Figure 2. Diagram illustrating the pathogenetic mechanisms of rosacea. Rosacea skin exhibits elevated levels of TLR-2, KLK-5, cathelicidin, and MMPs. The activation of TLR-2 by Demodex, as well as the interaction between S. epidermidis and TLR-2, initiates an immune response. Additionally, exposure to UV-B radiation can activate TLR-2, which then triggers inflammatory responses. TLR-2 induces the production and protease activity of serine protease KLK-5, which results in cathelicidin activation. The inactive form of human-specific cathelicidine is hCAP18, which is cleaved by KLK-5 to form the active peptide, LL-37. LL-37 promotes erythema, vasodilation, flushing, and telangiectasia. CXCL1, CXCL2, CXCL5, CXCL6, and CXCL8 are chemotactic factors that are upregulated in rosacea, attracting TH17 cells. Additionally, TH17 and IL-17 play roles in inducing the expression of LL-37. When triggered by external stimuli, TLR-2 activation enhances the expression of pro-inflammatory cytokine genes like IL-8, IL-1β, and TNF-α . Helicobacter pylori induces the production of pro-inflammatory cytokines such as TNF-a and IL-8, leading to inflammation. TLRs lead to the differentiation of B cells into plasma cells that generate fibrogenic cytokines, including IL-6 and TGF-β . UV radiation stimulates the production of ROS. UV-A radiation increases MMP-1 levels, and ROS also increase MMP-2 levels. Alcohol, hot beverages, capsaicin, cinnamaldehyde, and spices trigger TRPV1 and TRPA1 receptors. These channels release substance P and CGRP, leading to an inflammatory response and vasodilatation. PACAP, substance P, and CGRP initiate an inflammatory response through the activation of mast cells. Mast cell degranulation leads to elevated MMP-9 and LL-37 levels. Stress causes the release of CRH, which, in turn, causes mast cell degranulation.
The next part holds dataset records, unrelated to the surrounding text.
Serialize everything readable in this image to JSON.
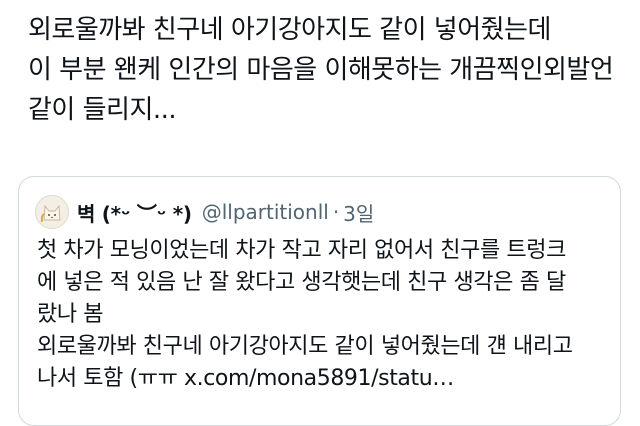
{
  "tweet": {
    "lines": [
      "외로울까봐 친구네 아기강아지도 같이 넣어줬는데",
      "이 부분 왠케 인간의 마음을 이해못하는 개끔찍인외발언",
      "같이 들리지..."
    ]
  },
  "quote": {
    "display_name": "벽 (*ᵕ ︶ᵕ *)",
    "handle": "@llpartitionll",
    "separator": "·",
    "time": "3일",
    "avatar_icon": "cat-avatar-icon",
    "lines": [
      "첫 차가 모닝이었는데 차가 작고 자리 없어서 친구를 트렁크",
      "에 넣은 적 있음 난 잘 왔다고 생각햇는데 친구 생각은 좀 달",
      "랐나 봄",
      "외로울까봐 친구네 아기강아지도 같이 넣어줬는데 걘 내리고",
      "나서 토함 (ㅠㅠ x.com/mona5891/statu…"
    ]
  },
  "colors": {
    "text": "#0f1419",
    "secondary": "#536471",
    "border": "#cfd9de"
  }
}
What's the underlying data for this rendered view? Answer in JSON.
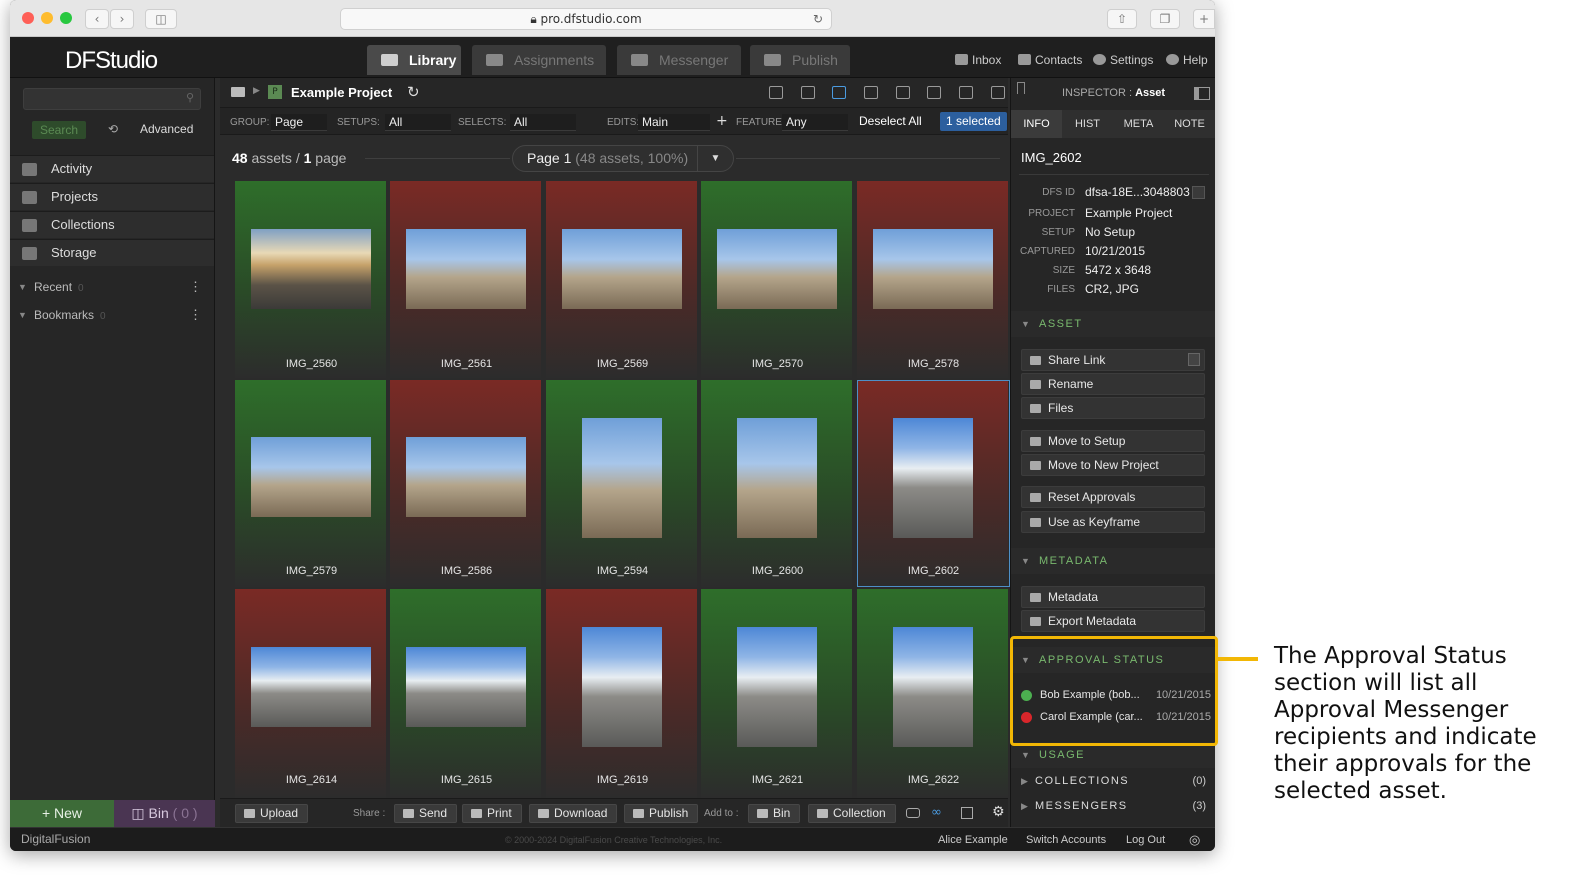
{
  "browser": {
    "url": "pro.dfstudio.com"
  },
  "app": {
    "logo": "DFStudio",
    "tabs": [
      {
        "label": "Library",
        "active": true
      },
      {
        "label": "Assignments",
        "active": false
      },
      {
        "label": "Messenger",
        "active": false
      },
      {
        "label": "Publish",
        "active": false
      }
    ],
    "top_links": [
      "Inbox",
      "Contacts",
      "Settings",
      "Help"
    ]
  },
  "sidebar": {
    "search_button": "Search",
    "advanced": "Advanced",
    "items": [
      "Activity",
      "Projects",
      "Collections",
      "Storage"
    ],
    "sections": [
      {
        "label": "Recent",
        "count": "0"
      },
      {
        "label": "Bookmarks",
        "count": "0"
      }
    ],
    "new_button": "+ New",
    "bin_label": "Bin",
    "bin_count": "( 0 )"
  },
  "main": {
    "project_name": "Example Project",
    "filters": {
      "group_label": "GROUP:",
      "group_value": "Page",
      "setups_label": "SETUPS:",
      "setups_value": "All",
      "selects_label": "SELECTS:",
      "selects_value": "All",
      "edits_label": "EDITS:",
      "edits_value": "Main",
      "feature_label": "FEATURE:",
      "feature_value": "Any",
      "deselect": "Deselect All",
      "selected": "1 selected"
    },
    "assets_count": "48",
    "assets_text": "assets /",
    "pages_count": "1",
    "pages_text": "page",
    "page_selector": "Page 1",
    "page_selector_detail": "(48 assets, 100%)",
    "assets": [
      {
        "name": "IMG_2560",
        "status": "green"
      },
      {
        "name": "IMG_2561",
        "status": "red"
      },
      {
        "name": "IMG_2569",
        "status": "red"
      },
      {
        "name": "IMG_2570",
        "status": "green"
      },
      {
        "name": "IMG_2578",
        "status": "red"
      },
      {
        "name": "IMG_2579",
        "status": "green"
      },
      {
        "name": "IMG_2586",
        "status": "red"
      },
      {
        "name": "IMG_2594",
        "status": "green"
      },
      {
        "name": "IMG_2600",
        "status": "green"
      },
      {
        "name": "IMG_2602",
        "status": "red"
      },
      {
        "name": "IMG_2614",
        "status": "red"
      },
      {
        "name": "IMG_2615",
        "status": "green"
      },
      {
        "name": "IMG_2619",
        "status": "red"
      },
      {
        "name": "IMG_2621",
        "status": "green"
      },
      {
        "name": "IMG_2622",
        "status": "green"
      }
    ],
    "bottom": {
      "upload": "Upload",
      "share_label": "Share :",
      "send": "Send",
      "print": "Print",
      "download": "Download",
      "publish": "Publish",
      "add_to_label": "Add to :",
      "bin": "Bin",
      "collection": "Collection"
    }
  },
  "inspector": {
    "title_prefix": "INSPECTOR :",
    "title": "Asset",
    "tabs": [
      "INFO",
      "HIST",
      "META",
      "NOTE"
    ],
    "asset_name": "IMG_2602",
    "fields": [
      {
        "key": "DFS ID",
        "value": "dfsa-18E...3048803"
      },
      {
        "key": "PROJECT",
        "value": "Example Project"
      },
      {
        "key": "SETUP",
        "value": "No Setup"
      },
      {
        "key": "CAPTURED",
        "value": "10/21/2015"
      },
      {
        "key": "SIZE",
        "value": "5472 x 3648"
      },
      {
        "key": "FILES",
        "value": "CR2, JPG"
      }
    ],
    "asset_section": "ASSET",
    "asset_actions": [
      "Share Link",
      "Rename",
      "Files",
      "Move to Setup",
      "Move to New Project",
      "Reset Approvals",
      "Use as Keyframe"
    ],
    "metadata_section": "METADATA",
    "metadata_actions": [
      "Metadata",
      "Export Metadata"
    ],
    "approval_section": "APPROVAL STATUS",
    "approvals": [
      {
        "name": "Bob Example (bob...",
        "date": "10/21/2015",
        "color": "#4caf50"
      },
      {
        "name": "Carol Example (car...",
        "date": "10/21/2015",
        "color": "#d9262b"
      }
    ],
    "usage_section": "USAGE",
    "collections_label": "COLLECTIONS",
    "collections_count": "(0)",
    "messengers_label": "MESSENGERS",
    "messengers_count": "(3)"
  },
  "status_bar": {
    "brand": "DigitalFusion",
    "copyright": "© 2000-2024 DigitalFusion Creative Technologies, Inc.",
    "user": "Alice Example",
    "switch": "Switch Accounts",
    "logout": "Log Out"
  },
  "callout": {
    "text": "The Approval Status section will list all Approval Messenger recipients and indicate their approvals for the selected asset."
  }
}
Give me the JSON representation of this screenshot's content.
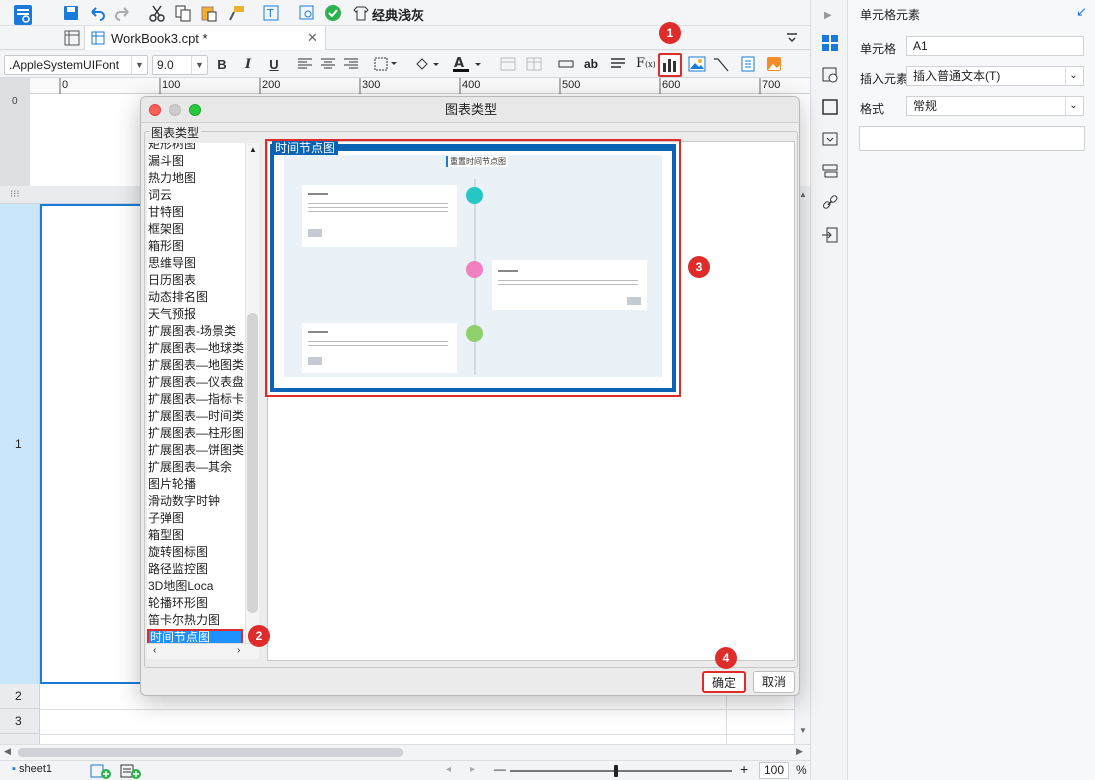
{
  "toolbar": {
    "theme_label": "经典浅灰"
  },
  "tab": {
    "title": "WorkBook3.cpt *"
  },
  "format": {
    "font_name": ".AppleSystemUIFont",
    "font_size": "9.0"
  },
  "ruler": {
    "ticks": [
      "0",
      "100",
      "200",
      "300",
      "400",
      "500",
      "600",
      "700"
    ]
  },
  "rows": {
    "r1": "1",
    "r2": "2",
    "r3": "3"
  },
  "right_panel": {
    "title": "单元格元素",
    "cell_label": "单元格",
    "cell_value": "A1",
    "insert_label": "插入元素",
    "insert_value": "插入普通文本(T)",
    "format_label": "格式",
    "format_value": "常规"
  },
  "dialog": {
    "title": "图表类型",
    "group_label": "图表类型",
    "preview_label": "时间节点图",
    "preview_chart_title": "重置时间节点图",
    "confirm": "确定",
    "cancel": "取消",
    "scrollbar": "sheet1"
  },
  "chart_types": [
    "矩形树图",
    "漏斗图",
    "热力地图",
    "词云",
    "甘特图",
    "框架图",
    "箱形图",
    "思维导图",
    "日历图表",
    "动态排名图",
    "天气预报",
    "扩展图表-场景类",
    "扩展图表—地球类",
    "扩展图表—地图类",
    "扩展图表—仪表盘",
    "扩展图表—指标卡",
    "扩展图表—时间类",
    "扩展图表—柱形图",
    "扩展图表—饼图类",
    "扩展图表—其余",
    "图片轮播",
    "滑动数字时钟",
    "子弹图",
    "箱型图",
    "旋转图标图",
    "路径监控图",
    "3D地图Loca",
    "轮播环形图",
    "笛卡尔热力图",
    "时间节点图"
  ],
  "selected_index": 29,
  "badges": [
    "1",
    "2",
    "3",
    "4"
  ],
  "status": {
    "sheet": "sheet1",
    "zoom": "100",
    "percent": "%",
    "minus": "—",
    "plus": "+"
  },
  "colors": {
    "accent": "#1a7ad9",
    "selected": "#1e90ff",
    "badge": "#e02b2b"
  }
}
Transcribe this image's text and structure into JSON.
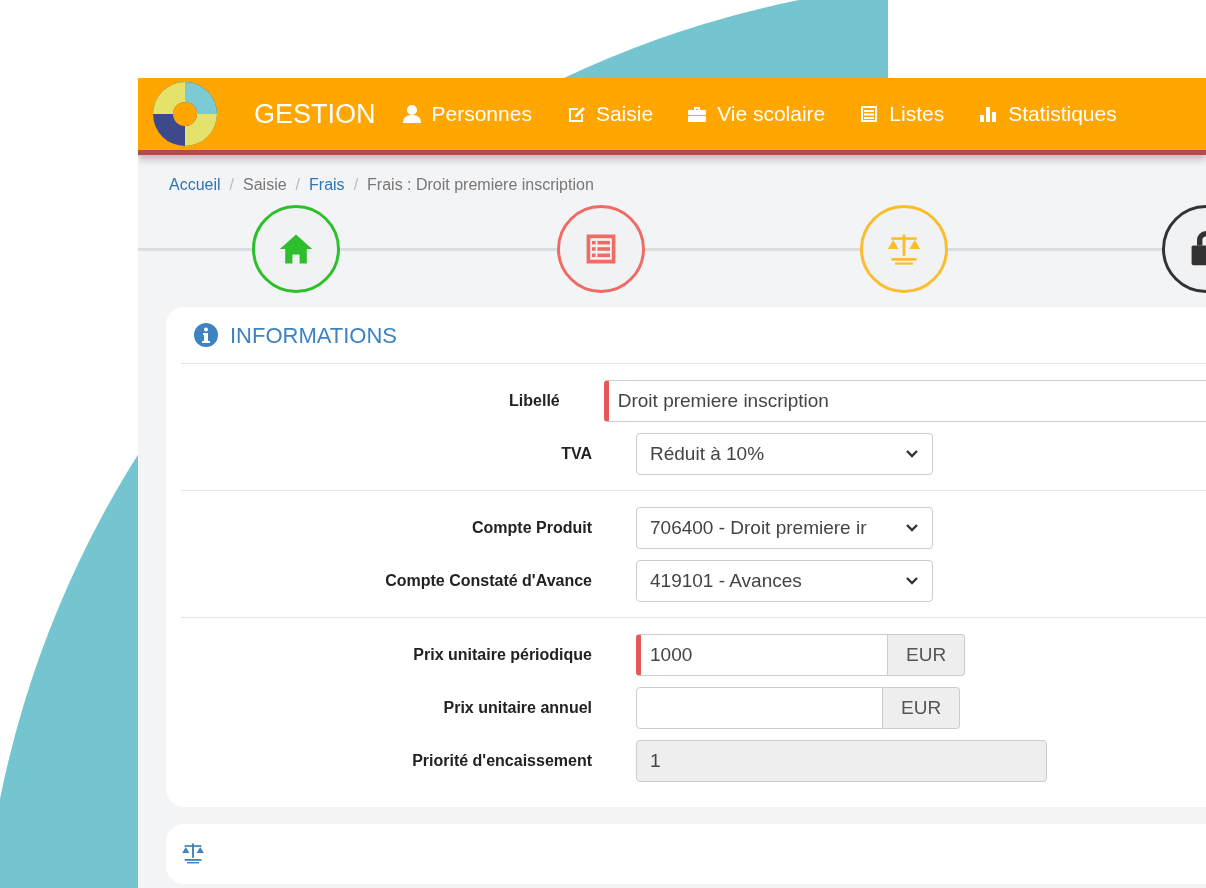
{
  "navbar": {
    "brand": "GESTION",
    "items": [
      {
        "label": "Personnes"
      },
      {
        "label": "Saisie"
      },
      {
        "label": "Vie scolaire"
      },
      {
        "label": "Listes"
      },
      {
        "label": "Statistiques"
      }
    ]
  },
  "breadcrumb": [
    {
      "label": "Accueil",
      "kind": "link"
    },
    {
      "label": "/",
      "kind": "separator"
    },
    {
      "label": "Saisie",
      "kind": "text"
    },
    {
      "label": "/",
      "kind": "separator"
    },
    {
      "label": "Frais",
      "kind": "link"
    },
    {
      "label": "/",
      "kind": "separator"
    },
    {
      "label": "Frais : Droit premiere inscription",
      "kind": "text"
    }
  ],
  "steps": [
    {
      "color": "#2dbf2d"
    },
    {
      "color": "#ef6b64"
    },
    {
      "color": "#fbbd2c"
    },
    {
      "color": "#333333"
    }
  ],
  "informations": {
    "title": "INFORMATIONS",
    "groups": [
      [
        {
          "label": "Libellé",
          "kind": "text",
          "value": "Droit premiere inscription",
          "required": true
        },
        {
          "label": "TVA",
          "kind": "select",
          "value": "Réduit à 10%"
        }
      ],
      [
        {
          "label": "Compte Produit",
          "kind": "select",
          "value": "706400 - Droit premiere ir"
        },
        {
          "label": "Compte Constaté d'Avance",
          "kind": "select",
          "value": "419101 - Avances"
        }
      ],
      [
        {
          "label": "Prix unitaire périodique",
          "kind": "addon",
          "value": "1000",
          "addon": "EUR",
          "required": true
        },
        {
          "label": "Prix unitaire annuel",
          "kind": "addon",
          "addon": "EUR",
          "required": false
        },
        {
          "label": "Priorité d'encaissement",
          "kind": "readonly",
          "value": "1"
        }
      ]
    ]
  }
}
This leads to the release of several vasodilatory mediators such as histamine and NO. Abbreviations: TLR, Toll-like receptor; KLK-5, kallikrein-5; MMP, matrix metalloproteinase; TNF-α, tumor necrosis factor alfa; TRPV1, transient receptor potential vanilloid 1; TRPA1, transient receptor potential ankyrin 1; PACAP, pituitary adenylate cyclase-activated polypeptide; CGRP, calcitonin gene-related peptide; TGF-β , transforming growth factor beta; ROS, reactive oxygen species; CRH, corticotropin-releasing hormone; NO, nitric oxide.